In [1]:

```
:load KarpsDisplays KarpsDagDisplay
:extension OverloadedStrings
import Spark.Core.Dataset
import Spark.Core.Context
import Spark.Core.Functions
import Spark.Core.Column
import Spark.Core.ColumnFunctions
```

If you have worked with large Spark jobs, you know that workflows can become really large and convoluted. Karps provides some tools to decompose and organize workflows, but still retain the power of lazy execution and full-pipeline optimization.

As a simple example, we will compute the mean of a dataset containing integers. In practice, such an operation that involves computing the mean is just one step of a much larger pipeline. We will see how to build and vizualize such pipelines.
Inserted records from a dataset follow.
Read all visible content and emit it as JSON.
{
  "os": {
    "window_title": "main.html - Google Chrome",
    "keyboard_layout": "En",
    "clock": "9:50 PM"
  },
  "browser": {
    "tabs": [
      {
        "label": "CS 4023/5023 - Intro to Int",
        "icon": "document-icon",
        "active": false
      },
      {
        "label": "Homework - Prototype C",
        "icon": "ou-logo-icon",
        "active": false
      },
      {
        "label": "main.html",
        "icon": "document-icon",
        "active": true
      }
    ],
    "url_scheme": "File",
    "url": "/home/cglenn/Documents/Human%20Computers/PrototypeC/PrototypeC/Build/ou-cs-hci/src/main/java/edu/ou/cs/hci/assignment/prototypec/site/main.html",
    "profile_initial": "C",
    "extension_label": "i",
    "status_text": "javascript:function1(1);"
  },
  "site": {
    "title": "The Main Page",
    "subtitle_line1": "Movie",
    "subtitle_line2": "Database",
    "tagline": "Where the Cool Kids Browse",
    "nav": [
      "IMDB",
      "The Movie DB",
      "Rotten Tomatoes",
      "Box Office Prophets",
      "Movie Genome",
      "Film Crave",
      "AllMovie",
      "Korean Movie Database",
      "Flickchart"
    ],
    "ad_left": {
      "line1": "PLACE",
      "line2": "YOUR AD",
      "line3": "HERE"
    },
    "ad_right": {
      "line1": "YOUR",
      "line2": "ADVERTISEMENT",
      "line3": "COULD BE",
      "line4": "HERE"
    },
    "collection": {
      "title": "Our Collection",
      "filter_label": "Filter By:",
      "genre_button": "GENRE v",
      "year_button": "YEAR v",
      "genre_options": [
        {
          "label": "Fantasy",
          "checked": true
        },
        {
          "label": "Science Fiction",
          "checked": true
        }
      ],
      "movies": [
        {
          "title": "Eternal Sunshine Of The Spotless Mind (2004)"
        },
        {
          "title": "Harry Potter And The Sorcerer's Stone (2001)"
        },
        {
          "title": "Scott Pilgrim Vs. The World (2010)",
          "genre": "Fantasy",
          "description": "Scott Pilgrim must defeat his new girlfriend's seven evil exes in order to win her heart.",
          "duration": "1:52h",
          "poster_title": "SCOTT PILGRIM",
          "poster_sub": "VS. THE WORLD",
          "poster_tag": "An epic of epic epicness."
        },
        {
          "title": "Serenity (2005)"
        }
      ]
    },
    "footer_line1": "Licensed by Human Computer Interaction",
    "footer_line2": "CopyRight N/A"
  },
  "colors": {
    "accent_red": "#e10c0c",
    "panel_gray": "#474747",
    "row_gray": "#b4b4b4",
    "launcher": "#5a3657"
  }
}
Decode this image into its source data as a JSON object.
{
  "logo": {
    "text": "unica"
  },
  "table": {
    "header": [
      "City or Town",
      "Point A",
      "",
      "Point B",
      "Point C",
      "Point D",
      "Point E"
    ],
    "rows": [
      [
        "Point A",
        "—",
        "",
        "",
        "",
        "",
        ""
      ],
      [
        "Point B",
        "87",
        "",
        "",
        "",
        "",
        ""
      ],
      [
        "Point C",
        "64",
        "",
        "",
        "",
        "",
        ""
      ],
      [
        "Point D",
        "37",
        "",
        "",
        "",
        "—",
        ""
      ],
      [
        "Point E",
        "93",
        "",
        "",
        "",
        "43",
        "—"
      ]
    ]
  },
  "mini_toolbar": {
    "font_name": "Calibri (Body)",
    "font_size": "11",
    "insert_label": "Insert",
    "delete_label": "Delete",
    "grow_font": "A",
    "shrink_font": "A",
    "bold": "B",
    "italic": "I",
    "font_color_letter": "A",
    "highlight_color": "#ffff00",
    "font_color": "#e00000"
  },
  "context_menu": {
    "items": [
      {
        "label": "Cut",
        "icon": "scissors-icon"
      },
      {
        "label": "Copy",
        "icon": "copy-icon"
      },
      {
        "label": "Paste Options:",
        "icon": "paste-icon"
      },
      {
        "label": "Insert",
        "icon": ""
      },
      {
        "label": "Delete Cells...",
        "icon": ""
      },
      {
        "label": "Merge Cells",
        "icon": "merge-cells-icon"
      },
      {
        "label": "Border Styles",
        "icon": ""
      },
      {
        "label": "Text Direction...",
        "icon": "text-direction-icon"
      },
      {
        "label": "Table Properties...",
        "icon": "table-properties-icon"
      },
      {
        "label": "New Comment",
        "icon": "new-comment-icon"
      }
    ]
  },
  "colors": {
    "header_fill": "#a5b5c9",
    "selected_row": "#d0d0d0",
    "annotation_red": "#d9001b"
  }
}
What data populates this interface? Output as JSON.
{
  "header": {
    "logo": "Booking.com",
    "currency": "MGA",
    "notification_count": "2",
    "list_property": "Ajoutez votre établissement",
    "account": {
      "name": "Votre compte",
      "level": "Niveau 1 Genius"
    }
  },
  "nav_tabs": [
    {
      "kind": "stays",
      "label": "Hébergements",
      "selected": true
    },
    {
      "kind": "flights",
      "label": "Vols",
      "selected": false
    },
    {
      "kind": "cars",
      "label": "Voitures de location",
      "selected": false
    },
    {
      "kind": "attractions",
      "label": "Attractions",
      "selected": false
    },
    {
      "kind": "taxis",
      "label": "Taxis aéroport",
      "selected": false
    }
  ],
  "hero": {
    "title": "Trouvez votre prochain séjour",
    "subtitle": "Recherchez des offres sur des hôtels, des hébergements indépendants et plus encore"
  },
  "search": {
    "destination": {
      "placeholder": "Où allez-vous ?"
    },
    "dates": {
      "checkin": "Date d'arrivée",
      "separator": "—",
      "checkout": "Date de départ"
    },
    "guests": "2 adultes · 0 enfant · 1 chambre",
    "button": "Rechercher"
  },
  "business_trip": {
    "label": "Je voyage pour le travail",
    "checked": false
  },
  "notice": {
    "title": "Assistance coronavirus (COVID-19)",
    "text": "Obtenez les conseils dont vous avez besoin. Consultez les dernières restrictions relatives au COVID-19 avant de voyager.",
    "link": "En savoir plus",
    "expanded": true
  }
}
Like Spark, Karps comes with a built-in visualization tool to explore how data is being generated. For any `dataset`

or `observable`

, you can use the `showGraph`

command to see the graph of computations for this node. This graph is displayed thanks to the TensorBoard tool that comes with Google TensorFlow.

In [2]:

```
set = dataset ([1 ,2, 3, 4]::[Int]) @@ "initial_set"
myCount = count set
showGraph myCount
```

In [3]:

```
myMean :: Dataset Int -> LocalData Double
myMean ds' =
let s2 = asDouble (count ds') @@ "count"
c1 = asCol ds'
s1 = asDouble(sumCol c1) @@ "sum"
in (s2 / s1) @@ "mean"
```

Then we can use this function on a dataset:

In [4]:

```
let ds = dataset ([1,2,3] :: [Int]) @@ "data"
m = myMean ds
x = m + 1
```

In [5]:

```
showNameGraph x
```

In [6]:

```
let ds = dataset ([1 ,2, 3, 4]::[Int]) @@ "data"
let c = count ds
let c2 = (c + identity c) `logicalParents` [untyped ds] @@ "c2"
```

In [7]:

```
:t logicalParents
```

Here is the mean function, this time with some labels for logical parents.

In [8]:

```
myMean2 :: Dataset Int -> LocalData Int
myMean2 ds' =
let s2 = count ds' @@ "count"
c1 = asCol ds'
s1 = sumCol c1 @@ "sum"
-- Only one parent (ds')
-- Also, the name is NOT set. It will be set by the calling node.
in ((s1 + s2) `logicalParents` [untyped ds'])
```

In [9]:

```
ds = dataset ([1,2,3] :: [Int]) @@ "data"
m2 = (myMean2 ds) @@ "my_mean"
x2 = m2 + 1
```

In [10]:

```
showGraph x2
```

In [11]:

```
showGraph x2
```

Of course, this nesting can occur for arbitrary depths.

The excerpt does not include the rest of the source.